A Short Something

I squeeze my eyes until they hurt,

release, ride the phosphene kaleidoscope back to oblivion, rinse, repeat. Anythings better than the phantasms waiting beyond the blackness of my lids. When my eyes open, the refresh rate is so quick you don't even see a seam between the Privacy Filter of the back of the eyelid and the beginning of the augmented ads creeping into view. I can't even afford an apartment, how am I supposed to pay for Premium Sleep Mode? It doesn't matter if your sleeping on a body conforming temperature regulating king size next to your Queenly wife, or in a tent hidden in a copse of trees beside the Missouri river. Everyone deserves darkness in the privacy of their room. Don't they? I guess someone disagreed.

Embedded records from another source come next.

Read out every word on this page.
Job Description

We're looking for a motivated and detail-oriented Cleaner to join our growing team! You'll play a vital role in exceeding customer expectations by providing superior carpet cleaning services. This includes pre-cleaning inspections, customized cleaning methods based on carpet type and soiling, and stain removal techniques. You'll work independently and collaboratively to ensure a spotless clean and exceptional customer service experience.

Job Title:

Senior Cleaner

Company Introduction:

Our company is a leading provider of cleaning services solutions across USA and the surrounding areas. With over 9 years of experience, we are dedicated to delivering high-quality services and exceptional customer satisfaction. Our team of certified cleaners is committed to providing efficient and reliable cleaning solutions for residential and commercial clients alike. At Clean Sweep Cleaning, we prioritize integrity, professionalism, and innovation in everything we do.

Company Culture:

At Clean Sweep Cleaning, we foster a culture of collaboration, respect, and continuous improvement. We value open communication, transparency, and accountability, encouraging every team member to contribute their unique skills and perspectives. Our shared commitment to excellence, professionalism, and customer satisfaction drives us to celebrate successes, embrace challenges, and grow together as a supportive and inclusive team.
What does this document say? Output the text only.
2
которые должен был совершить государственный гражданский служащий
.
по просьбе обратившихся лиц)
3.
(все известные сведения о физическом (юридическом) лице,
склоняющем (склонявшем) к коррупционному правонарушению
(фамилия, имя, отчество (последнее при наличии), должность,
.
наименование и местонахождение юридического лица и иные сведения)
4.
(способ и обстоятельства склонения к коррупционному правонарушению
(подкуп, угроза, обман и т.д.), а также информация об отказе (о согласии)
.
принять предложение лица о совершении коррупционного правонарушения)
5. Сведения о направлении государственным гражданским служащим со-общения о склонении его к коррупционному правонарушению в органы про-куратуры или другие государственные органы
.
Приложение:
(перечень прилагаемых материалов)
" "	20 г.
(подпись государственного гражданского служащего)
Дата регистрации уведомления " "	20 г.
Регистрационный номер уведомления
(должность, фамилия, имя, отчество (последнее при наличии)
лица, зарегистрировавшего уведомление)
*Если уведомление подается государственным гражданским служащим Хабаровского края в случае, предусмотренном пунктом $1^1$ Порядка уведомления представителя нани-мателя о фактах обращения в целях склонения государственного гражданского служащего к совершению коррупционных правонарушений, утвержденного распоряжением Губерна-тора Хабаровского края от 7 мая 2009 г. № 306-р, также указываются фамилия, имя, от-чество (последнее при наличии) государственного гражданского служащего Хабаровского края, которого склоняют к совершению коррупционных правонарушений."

So I squeeze my eyes shut, where it's still illegal to show ads. For now. The new law will pass, no one doubts it. Everyone hates it.

I remember a book I read as a kid, Top 10 Games You Can Play Alone in Your Head. Prescient. I replay my favorite scenario. My joy at 'winning' this round is instantly replaced by a stone in my gut. The next time I open my eyes I will see ads for a dozen simulacra of these games made by a gibbering idiot of code. Cursed, bizarro, fun-house mirror mockeries of real efforts made by real people, scraped without their permission. Sickly chimeras crafted by a faithless invisible hand.

My eyes squeezed tight, I try to focus on the fresh air wafting through the tent on this rain-cover-less night. Decaying leaves. Someones campfire a bit further up river. The smell of plastic wafting off the river. I can feel the chemicals slowly collect in my nostrils through the night. Tomorrow morning I will sneeze out a perfect plastic molding of each nostril, complete with atrophied nose hairs stuck in the mold. It is particularly bad tonight and I hack, sure tomorrow will be the day I hack up a mold of my lung, possibly containing the lung too. I zip the hood of the sleeping bag for a mostly mental protection against the fumes. My fists ball, hands shaking, bitten brittle nails ready to puncture the thin skin growing thick too soon, I slip into a fitful excuse for sleep, until they take that too.